Director Michael Powell and writer Emeric Pressburger created films together as The Archers. Their mutual legacy under the aegis of this production company is a string of films from the 1940s and 1950s, from One of Our Aircraft is Missing (1942) to Ill Met by Moonlight (1957). Taken together, their films are at-once typical of British cinema (frequent topics and subtexts include national identity, melodramatic love, and the idea of duty) and highly abnormal. With The Life and Death of Colonel Blimp, I’d like to briefly clue you in to its importance and centrality to its culture, and then spend slightly more time dwelling on its abnormality, the many ways in which it is strange, unsettling, and singular.

Blimp was a pop cultural mainstay, a creation of David Low for first appeared in cartoons in the Evening Standard: a pompous, stereotypical military figure recognizable as much for his high Tory politics as for his rotund shape. To be a “Colonel Blimp” means to be a certain sort of old timer, outraged and out of touch. Powell and Pressburger’s film takes this type and brings it to bear of Clive Wynne-Candy (Roger Livesey, in his best performance), an old man during a new war. The Life and Death of Colonel Blimp is about the life, loves, and military service of Wynne-Candy, told mainly in flashbacks, as he navigates his youth during the Boer War, sees service in World War I, and, in the frame story, tries to find his place in the “People’s War” of the 1940s, a desperate, yet more egalitarian conflict that does not observe the old codes of conduct and civility. On a quite obvious level, then, the film is about how an establishment figure in British cultural life looks back on the empire’s legacy of military honor and achievement, in the process coming to terms with aging, death, and the mores of a new generation. This is a movie about how “official” culture changes and about how the eccentric gentleman finds his place in a brave new world.
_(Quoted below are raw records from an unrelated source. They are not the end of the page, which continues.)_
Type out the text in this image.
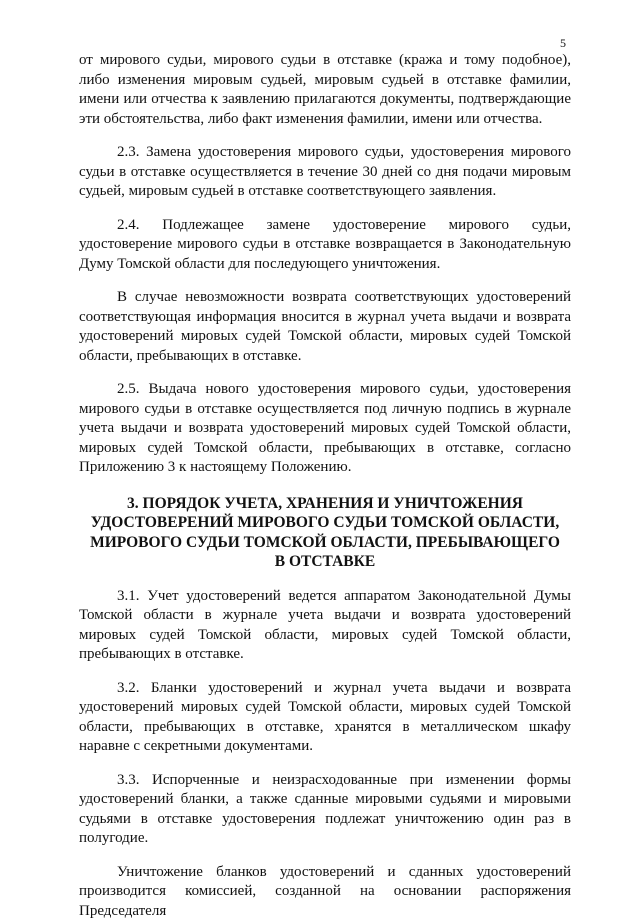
5

от мирового судьи, мирового судьи в отставке (кража и тому подобное), либо изменения мировым судьей, мировым судьей в отставке фамилии, имени или отчества к заявлению прилагаются документы, подтверждающие эти обстоятельства, либо факт изменения фамилии, имени или отчества.

2.3. Замена удостоверения мирового судьи, удостоверения мирового судьи в отставке осуществляется в течение 30 дней со дня подачи мировым судьей, мировым судьей в отставке соответствующего заявления.

2.4. Подлежащее замене удостоверение мирового судьи, удостоверение мирового судьи в отставке возвращается в Законодательную Думу Томской области для последующего уничтожения.

В случае невозможности возврата соответствующих удостоверений соответствующая информация вносится в журнал учета выдачи и возврата удостоверений мировых судей Томской области, мировых судей Томской области, пребывающих в отставке.

2.5. Выдача нового удостоверения мирового судьи, удостоверения мирового судьи в отставке осуществляется под личную подпись в журнале учета выдачи и возврата удостоверений мировых судей Томской области, мировых судей Томской области, пребывающих в отставке, согласно Приложению 3 к настоящему Положению.

3. ПОРЯДОК УЧЕТА, ХРАНЕНИЯ И УНИЧТОЖЕНИЯ
УДОСТОВЕРЕНИЙ МИРОВОГО СУДЬИ ТОМСКОЙ ОБЛАСТИ,
МИРОВОГО СУДЬИ ТОМСКОЙ ОБЛАСТИ, ПРЕБЫВАЮЩЕГО
В ОТСТАВКЕ

3.1. Учет удостоверений ведется аппаратом Законодательной Думы Томской области в журнале учета выдачи и возврата удостоверений мировых судей Томской области, мировых судей Томской области, пребывающих в отставке.

3.2. Бланки удостоверений и журнал учета выдачи и возврата удостоверений мировых судей Томской области, мировых судей Томской области, пребывающих в отставке, хранятся в металлическом шкафу наравне с секретными документами.

3.3. Испорченные и неизрасходованные при изменении формы удостоверений бланки, а также сданные мировыми судьями и мировыми судьями в отставке удостоверения подлежат уничтожению один раз в полугодие.

Уничтожение бланков удостоверений и сданных удостоверений производится комиссией, созданной на основании распоряжения Председателя
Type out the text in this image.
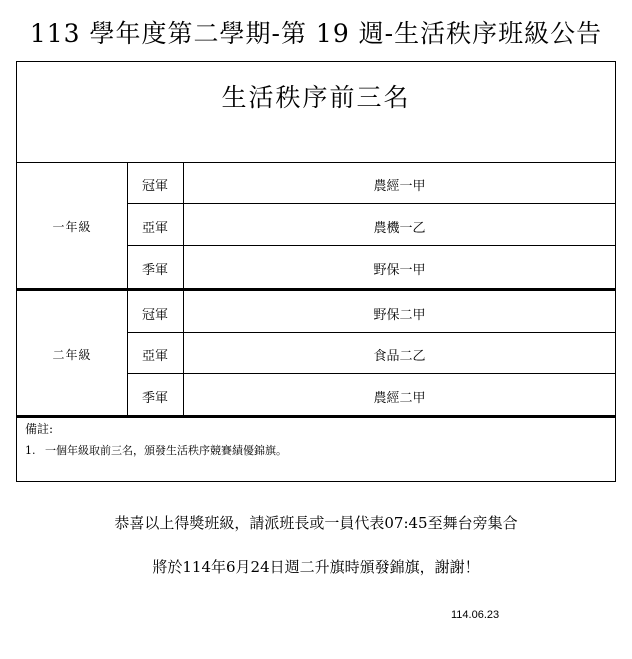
113 學年度第二學期-第 19 週-生活秩序班級公告
生活秩序前三名
一年級
冠軍	農經一甲
亞軍	農機一乙
季軍	野保一甲
二年級
冠軍	野保二甲
亞軍	食品二乙
季軍	農經二甲
備註:
1. 一個年級取前三名，頒發生活秩序競賽績優錦旗。
恭喜以上得獎班級，請派班長或一員代表07:45至舞台旁集合
將於114年6月24日週二升旗時頒發錦旗，謝謝！
114.06.23
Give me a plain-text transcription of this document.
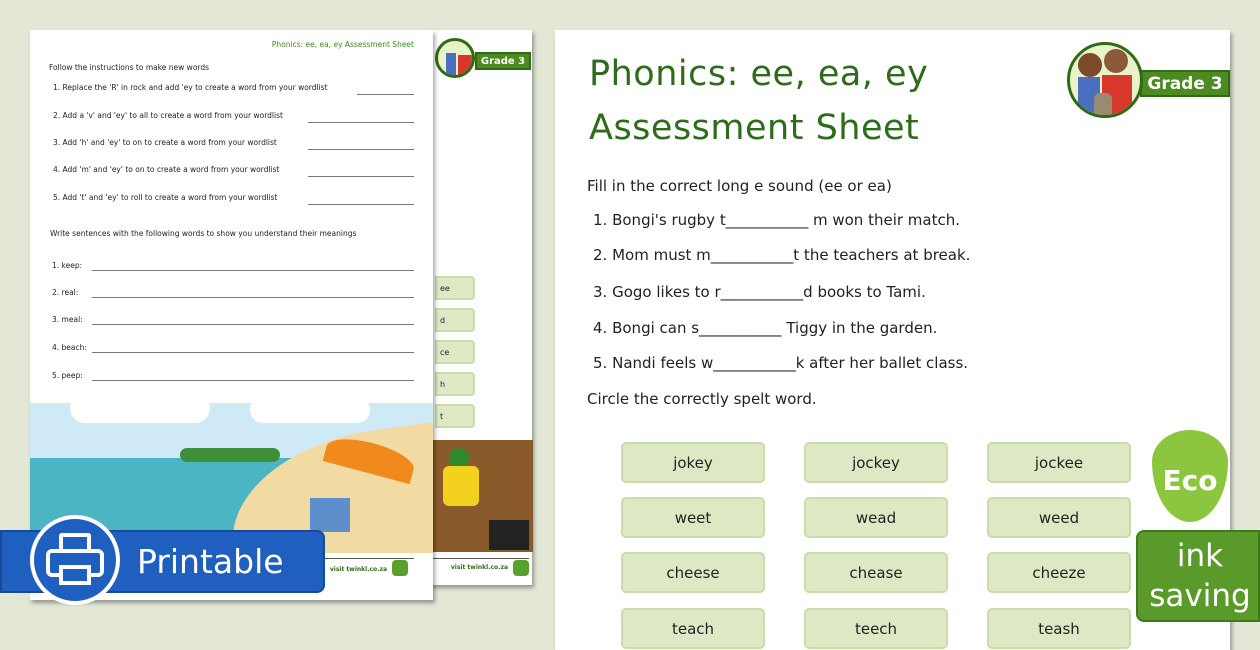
Grade 3
ee
d
ce
h
t
visit twinkl.co.za
Phonics: ee, ea, ey Assessment Sheet
Follow the instructions to make new words
1. Replace the 'R' in rock and add 'ey to create a word from your wordlist
2. Add a 'v' and 'ey' to all to create a word from your wordlist
3. Add 'h' and 'ey' to on to create a word from your wordlist
4. Add 'm' and 'ey' to on to create a word from your wordlist
5. Add 't' and 'ey' to roll to create a word from your wordlist
Write sentences with the following words to show you understand their meanings
1. keep:
2. real:
3. meal:
4. beach:
5. peep:
visit twinkl.co.za
Phonics: ee, ea, ey
Assessment Sheet
Grade 3
Fill in the correct long e sound (ee or ea)
1. Bongi's rugby t___________ m won their match.
2. Mom must m___________t the teachers at break.
3. Gogo likes to r___________d books to Tami.
4. Bongi can s___________ Tiggy in the garden.
5. Nandi feels w___________k after her ballet class.
Circle the correctly spelt word.
jokey	jockey	jockee
weet	wead	weed
cheese	chease	cheeze
teach	teech	teash
Printable
Eco
ink saving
It was also a scandalous film. Although produced and distributed independently, the movie had to pass wartime censorship standards (in brief, it was like all British films about war released during the war: at least partial propaganda). It did, but Prime Minister Winston Churchill, probably the most famous Colonel Blimp figure in the world, tried to suppress it on grounds of ideology and appearance. Nonetheless, it was a success in Britain, providing humor and heroism in well-measured proportion. The afterlife of the film seems to follow Criterion’s favored trajectory: it initially circulated in several cut versions, but their release restores it to intended length. Their painstaking restoration must be seen to be believed.
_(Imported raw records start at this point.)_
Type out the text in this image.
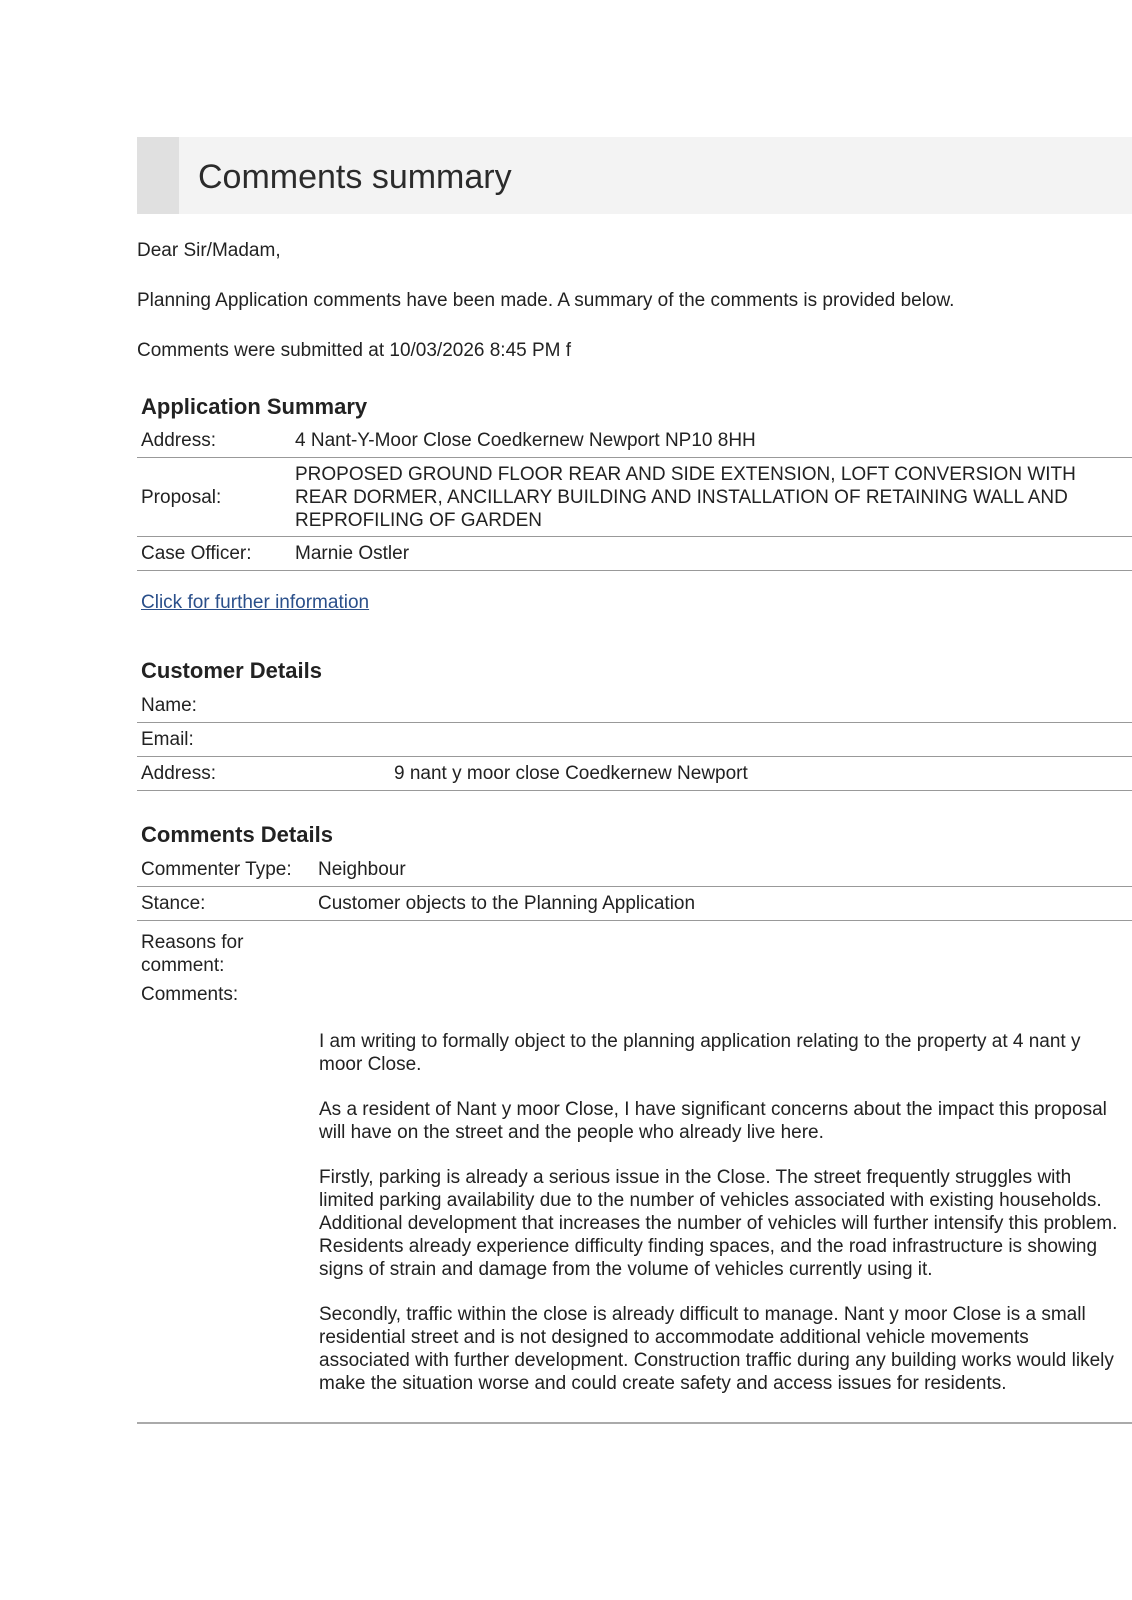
Comments summary

Dear Sir/Madam,

Planning Application comments have been made. A summary of the comments is provided below.

Comments were submitted at 10/03/2026 8:45 PM f

Application Summary
Address:	4 Nant-Y-Moor Close Coedkernew Newport NP10 8HH
Proposal:	PROPOSED GROUND FLOOR REAR AND SIDE EXTENSION, LOFT CONVERSION WITH REAR DORMER, ANCILLARY BUILDING AND INSTALLATION OF RETAINING WALL AND REPROFILING OF GARDEN
Case Officer:	Marnie Ostler
Click for further information
Customer Details
Name:	
Email:	
Address:	9 nant y moor close Coedkernew Newport
Comments Details
Commenter Type:	Neighbour
Stance:	Customer objects to the Planning Application
Reasons for comment:	
Comments:	

I am writing to formally object to the planning application relating to the property at 4 nant y moor Close.

As a resident of Nant y moor Close, I have significant concerns about the impact this proposal will have on the street and the people who already live here.

Firstly, parking is already a serious issue in the Close. The street frequently struggles with limited parking availability due to the number of vehicles associated with existing households. Additional development that increases the number of vehicles will further intensify this problem. Residents already experience difficulty finding spaces, and the road infrastructure is showing signs of strain and damage from the volume of vehicles currently using it.

Secondly, traffic within the close is already difficult to manage. Nant y moor Close is a small residential street and is not designed to accommodate additional vehicle movements associated with further development. Construction traffic during any building works would likely make the situation worse and could create safety and access issues for residents.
Powell and Pressburger are known in British film historiography for being the flipside to the nation’s typical associations with realism. Using lush cinematography, sets, deeply felt space, the visual suggestion of psychological subjectivity, and unconventional structures (here, a flashback model that uncannily captures some of the muddle and idealization that happens with time), they are usually read as everything that John Grierson and Ken Loach are not. This is a slightly unfair distinction–my larger academic project looks at genres and filmmakers who hold realism and fantasy in tension, which means admitting, at least in certain circumstances, that Grierson was never quite as timid, nor Powell and Pressburger so untethered from lived experience, as commentators would often suggest. As you watch The Life and Death of Colonel Blimp, though, keep an eye on things that are typically missing from conventional British cinema: characters in multiple roles (a Brechtian effect achieved without Brecht); space and landscape invested with psychic and psychological significance; an unusually introspective sense of what it means to belong to a nation (or to differentiate one nation from another); and the sense of real depth in characterization. Most of the central characters are three-dimensional such that they give the impression of thinking-through real struggle, and arriving at real compromise or change. This was as rare then as it is today.

Most of all, rest easy in the knowledge that Powell and Pressburger (once rank outsiders to a cinematic establishment) have finally been embraced for all their idiosyncrasy. This film serves both as a representative introduction to their collaboration and as possibly the most moving feature film made by the Isles during the war.